Alex Gray, promoter for Waterfront Concerts, which is putting on the shows, said he anticipated some blowback from residents during the first show, and that as the concert season progresses, he plans to work with neighbors to try to minimize the nuisance factor.

Gray said the company set up monitors in various neighborhoods to measure the noise, and will work with the community to reduce complaints.

“You can’t graph a single data point,” Gray said. “We need real shows to really work on the data to see what affects the neighborhood. It’s going to take some time for us to get used to the neighborhood, and for the neighborhood to get used to us.”


In Bangor, where Waterfront Concerts puts on a series of well-attended shows each year, Gray said he worked with an acoustician to manage problem frequencies and reduce decibel levels. At Rock Row, because the site is flat and empty, sound carries farther than if it was blocked by the complex of structures that are planned there.

“We’re going to be a good neighbor. We can attack this. Can we have zero noise complaints? It’s not going to happen,” Gray said. “We’re always going to be a burden to someone. Are people going to hear an outdoor concert two miles away? Yes, they possibly can. But is it going to be a nuisance?”

The 8,200-seat venue, known officially as the Maine Savings Pavilion at Rock Row, has 13 more concerts booked for this season. It is part of a mixed-use complex that planners envision as a combination of business space, retail and up to 1,000 apartments on the site of the former Pike Industries quarry. The commercial development will be anchored by a Market Basket supermarket, The Paper Store, and a Starbucks, which are due to open next year.

Although developers already built an earthen berm to muffle sound, reports from residents show that there might be more work to be done to contain the volume.

In Portland, Graham St. John, 37, said he was surprised by the level of noise that carried into his Holm Avenue home, a street among the closest to the venue.

“You could definitely feel the bass vibrating in our house,” St. John said, adding that he is “hopeful that when the rest of the project is finished it will mitigate some of the noise.”


On Monday afternoon, the Rock Row developers posted a message to the community on Facebook, and also sent a version of it directly to St. John, who complained online.

“As we speak, we are working with the City of Westbrook and Waterfront Concerts to make adjustments based on your feedback,” the developers wrote. “We take our partnership with our neighbors seriously – your input has been valuable in guiding our work each step of the way, and we’ll stay in touch as we go forward.”
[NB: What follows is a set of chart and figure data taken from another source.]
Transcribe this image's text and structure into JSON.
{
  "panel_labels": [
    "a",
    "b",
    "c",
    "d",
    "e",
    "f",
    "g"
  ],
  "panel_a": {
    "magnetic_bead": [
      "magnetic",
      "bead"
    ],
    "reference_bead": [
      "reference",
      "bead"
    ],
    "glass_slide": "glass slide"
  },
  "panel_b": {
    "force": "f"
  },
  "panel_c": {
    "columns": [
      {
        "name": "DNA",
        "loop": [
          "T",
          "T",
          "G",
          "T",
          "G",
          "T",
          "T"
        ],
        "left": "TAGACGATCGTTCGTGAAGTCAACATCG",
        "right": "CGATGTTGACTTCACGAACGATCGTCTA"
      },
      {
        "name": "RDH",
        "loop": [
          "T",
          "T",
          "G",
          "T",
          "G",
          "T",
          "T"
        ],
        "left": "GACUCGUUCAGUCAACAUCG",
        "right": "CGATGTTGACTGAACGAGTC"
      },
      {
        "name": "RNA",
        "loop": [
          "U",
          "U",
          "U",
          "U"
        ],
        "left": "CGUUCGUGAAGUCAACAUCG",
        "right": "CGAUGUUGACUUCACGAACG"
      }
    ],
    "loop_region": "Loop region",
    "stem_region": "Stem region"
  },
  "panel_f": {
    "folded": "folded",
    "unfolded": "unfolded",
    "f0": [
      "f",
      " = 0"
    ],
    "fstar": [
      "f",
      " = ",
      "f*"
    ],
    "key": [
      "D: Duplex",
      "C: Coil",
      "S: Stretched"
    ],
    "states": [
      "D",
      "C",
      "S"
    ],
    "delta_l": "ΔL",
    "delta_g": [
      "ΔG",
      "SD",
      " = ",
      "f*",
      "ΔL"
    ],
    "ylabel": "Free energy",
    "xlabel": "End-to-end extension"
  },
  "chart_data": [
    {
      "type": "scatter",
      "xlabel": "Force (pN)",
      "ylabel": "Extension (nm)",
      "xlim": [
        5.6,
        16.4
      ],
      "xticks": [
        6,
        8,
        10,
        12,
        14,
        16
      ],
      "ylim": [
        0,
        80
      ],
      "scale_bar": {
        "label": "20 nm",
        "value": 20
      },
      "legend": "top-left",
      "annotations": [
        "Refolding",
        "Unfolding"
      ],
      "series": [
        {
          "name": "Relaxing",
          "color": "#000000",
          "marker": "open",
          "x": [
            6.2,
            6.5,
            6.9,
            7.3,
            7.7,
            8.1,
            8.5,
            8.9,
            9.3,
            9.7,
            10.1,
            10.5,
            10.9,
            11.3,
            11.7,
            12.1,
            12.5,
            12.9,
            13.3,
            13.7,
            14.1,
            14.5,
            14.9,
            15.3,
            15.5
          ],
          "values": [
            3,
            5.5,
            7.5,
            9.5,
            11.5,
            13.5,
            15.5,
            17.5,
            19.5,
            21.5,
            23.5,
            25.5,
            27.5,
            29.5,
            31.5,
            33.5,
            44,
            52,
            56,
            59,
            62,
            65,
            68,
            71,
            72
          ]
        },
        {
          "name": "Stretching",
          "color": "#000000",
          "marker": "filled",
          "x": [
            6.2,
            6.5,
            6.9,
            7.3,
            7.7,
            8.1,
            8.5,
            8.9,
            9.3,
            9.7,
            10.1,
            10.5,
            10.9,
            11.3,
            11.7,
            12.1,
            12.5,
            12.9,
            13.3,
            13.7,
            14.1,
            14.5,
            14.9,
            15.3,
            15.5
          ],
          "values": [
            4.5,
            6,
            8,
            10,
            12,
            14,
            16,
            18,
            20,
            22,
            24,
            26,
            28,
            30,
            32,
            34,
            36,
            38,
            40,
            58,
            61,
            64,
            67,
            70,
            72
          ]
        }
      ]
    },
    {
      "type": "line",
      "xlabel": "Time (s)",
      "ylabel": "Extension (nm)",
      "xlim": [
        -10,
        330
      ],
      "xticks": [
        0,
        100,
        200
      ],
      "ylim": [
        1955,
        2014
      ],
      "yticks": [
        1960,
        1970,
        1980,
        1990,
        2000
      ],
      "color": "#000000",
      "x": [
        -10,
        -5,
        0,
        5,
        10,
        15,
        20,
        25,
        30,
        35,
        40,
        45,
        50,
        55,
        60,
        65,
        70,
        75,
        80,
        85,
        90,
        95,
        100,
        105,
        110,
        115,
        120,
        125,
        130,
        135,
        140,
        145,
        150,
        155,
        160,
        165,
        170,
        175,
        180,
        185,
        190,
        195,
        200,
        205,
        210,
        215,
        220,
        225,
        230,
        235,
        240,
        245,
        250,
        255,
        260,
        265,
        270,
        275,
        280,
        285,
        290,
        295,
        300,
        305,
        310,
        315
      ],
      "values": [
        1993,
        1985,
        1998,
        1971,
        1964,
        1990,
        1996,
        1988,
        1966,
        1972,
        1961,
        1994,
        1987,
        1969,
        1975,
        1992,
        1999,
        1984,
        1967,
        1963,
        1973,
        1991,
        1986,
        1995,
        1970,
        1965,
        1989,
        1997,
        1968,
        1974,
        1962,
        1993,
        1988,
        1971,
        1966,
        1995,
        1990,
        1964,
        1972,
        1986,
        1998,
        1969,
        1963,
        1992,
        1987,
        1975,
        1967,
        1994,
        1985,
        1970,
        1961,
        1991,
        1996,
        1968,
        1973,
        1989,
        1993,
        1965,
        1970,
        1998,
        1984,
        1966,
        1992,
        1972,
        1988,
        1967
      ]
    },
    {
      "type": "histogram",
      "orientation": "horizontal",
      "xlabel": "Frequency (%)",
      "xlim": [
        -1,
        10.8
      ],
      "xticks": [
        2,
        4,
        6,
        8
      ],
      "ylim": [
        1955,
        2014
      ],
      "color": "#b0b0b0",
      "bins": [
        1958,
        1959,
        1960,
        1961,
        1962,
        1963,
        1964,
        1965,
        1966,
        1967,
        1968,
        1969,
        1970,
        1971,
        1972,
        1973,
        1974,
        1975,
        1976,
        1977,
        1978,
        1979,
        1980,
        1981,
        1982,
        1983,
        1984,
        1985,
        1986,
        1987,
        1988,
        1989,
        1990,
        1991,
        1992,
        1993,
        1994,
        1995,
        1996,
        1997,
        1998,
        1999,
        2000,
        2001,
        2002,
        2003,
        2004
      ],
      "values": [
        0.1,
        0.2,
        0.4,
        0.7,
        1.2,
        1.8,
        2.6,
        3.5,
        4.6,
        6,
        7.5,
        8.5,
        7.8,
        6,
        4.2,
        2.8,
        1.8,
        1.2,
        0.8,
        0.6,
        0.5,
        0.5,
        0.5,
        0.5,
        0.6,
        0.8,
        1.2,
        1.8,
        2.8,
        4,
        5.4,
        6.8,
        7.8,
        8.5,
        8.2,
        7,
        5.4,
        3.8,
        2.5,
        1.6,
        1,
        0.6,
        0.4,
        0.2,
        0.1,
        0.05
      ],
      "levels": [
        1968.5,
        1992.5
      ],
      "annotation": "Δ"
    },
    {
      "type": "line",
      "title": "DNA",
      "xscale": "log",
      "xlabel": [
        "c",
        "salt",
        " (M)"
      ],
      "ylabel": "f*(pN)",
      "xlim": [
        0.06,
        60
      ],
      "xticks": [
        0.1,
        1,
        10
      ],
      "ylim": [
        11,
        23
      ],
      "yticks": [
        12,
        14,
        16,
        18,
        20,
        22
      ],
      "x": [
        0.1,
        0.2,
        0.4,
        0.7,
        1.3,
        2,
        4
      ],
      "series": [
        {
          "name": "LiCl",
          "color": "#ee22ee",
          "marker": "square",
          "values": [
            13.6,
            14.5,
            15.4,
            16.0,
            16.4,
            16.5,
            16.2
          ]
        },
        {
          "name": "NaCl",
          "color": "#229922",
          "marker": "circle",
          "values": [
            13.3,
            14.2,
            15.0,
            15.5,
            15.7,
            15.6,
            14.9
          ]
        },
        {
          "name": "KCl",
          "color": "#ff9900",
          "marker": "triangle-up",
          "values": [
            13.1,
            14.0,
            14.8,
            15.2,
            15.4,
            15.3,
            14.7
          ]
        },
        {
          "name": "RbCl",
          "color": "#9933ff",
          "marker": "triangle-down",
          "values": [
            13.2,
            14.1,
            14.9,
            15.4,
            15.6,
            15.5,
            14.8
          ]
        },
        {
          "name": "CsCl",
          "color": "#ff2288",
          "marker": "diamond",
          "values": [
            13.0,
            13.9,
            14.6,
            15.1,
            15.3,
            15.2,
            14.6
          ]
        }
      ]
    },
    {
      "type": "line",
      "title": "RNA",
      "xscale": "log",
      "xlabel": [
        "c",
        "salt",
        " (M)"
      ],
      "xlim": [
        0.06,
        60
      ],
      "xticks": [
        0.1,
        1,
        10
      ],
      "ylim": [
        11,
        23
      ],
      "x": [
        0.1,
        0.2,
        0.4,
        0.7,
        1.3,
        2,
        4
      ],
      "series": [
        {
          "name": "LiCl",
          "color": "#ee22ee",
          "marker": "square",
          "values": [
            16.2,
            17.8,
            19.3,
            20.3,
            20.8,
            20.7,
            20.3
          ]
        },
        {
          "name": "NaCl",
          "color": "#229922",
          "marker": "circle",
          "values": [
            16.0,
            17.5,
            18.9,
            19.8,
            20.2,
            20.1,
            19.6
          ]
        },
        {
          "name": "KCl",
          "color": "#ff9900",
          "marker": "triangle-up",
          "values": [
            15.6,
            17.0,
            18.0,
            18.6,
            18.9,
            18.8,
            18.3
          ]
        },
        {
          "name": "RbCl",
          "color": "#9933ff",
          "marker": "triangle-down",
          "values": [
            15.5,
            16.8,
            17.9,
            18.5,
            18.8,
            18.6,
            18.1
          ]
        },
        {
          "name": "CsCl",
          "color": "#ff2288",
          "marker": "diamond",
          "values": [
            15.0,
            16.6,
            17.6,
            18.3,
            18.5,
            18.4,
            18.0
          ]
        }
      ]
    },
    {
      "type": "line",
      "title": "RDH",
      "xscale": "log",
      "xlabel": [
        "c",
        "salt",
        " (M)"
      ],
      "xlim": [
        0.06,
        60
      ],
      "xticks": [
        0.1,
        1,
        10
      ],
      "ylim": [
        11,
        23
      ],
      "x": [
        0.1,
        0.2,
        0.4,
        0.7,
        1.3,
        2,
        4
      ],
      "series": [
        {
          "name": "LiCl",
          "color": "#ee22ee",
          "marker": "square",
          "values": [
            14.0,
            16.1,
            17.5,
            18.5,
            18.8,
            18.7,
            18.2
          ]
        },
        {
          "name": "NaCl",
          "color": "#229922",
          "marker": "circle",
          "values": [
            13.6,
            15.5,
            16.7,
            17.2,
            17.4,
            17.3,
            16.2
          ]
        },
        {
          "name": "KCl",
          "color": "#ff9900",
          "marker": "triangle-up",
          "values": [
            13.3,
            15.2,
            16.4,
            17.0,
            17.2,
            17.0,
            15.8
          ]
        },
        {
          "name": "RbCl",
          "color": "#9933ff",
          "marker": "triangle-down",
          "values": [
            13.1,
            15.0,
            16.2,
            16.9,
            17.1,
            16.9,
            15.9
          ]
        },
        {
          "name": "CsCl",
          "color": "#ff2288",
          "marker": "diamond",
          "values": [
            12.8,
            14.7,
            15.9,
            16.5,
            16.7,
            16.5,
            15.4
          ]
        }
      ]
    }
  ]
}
Gail Fullerton, who lives in Westbrook with her husband, said she couldn’t hear the music but her husband could. Fullerton focused on the economic benefits of the new development, even if it means some kvetching.

“People are going to complain, but if it brings taxes to the city of Westbrook, bring it on,” Fullerton said.

Others in town said they weren’t bothered. Sarah Spaulding, 32, who lives on Giles Street in downtown Westbrook, said she went outside to see if she could hear the music, but was surprised to find that the evening was quiet, despite being only half a mile from the stage.

She said the new activity is a welcome addition to Westbrook, where it feels like there is nothing to do.

“If it starts to wake up the baby, that might change,” Spaulding said.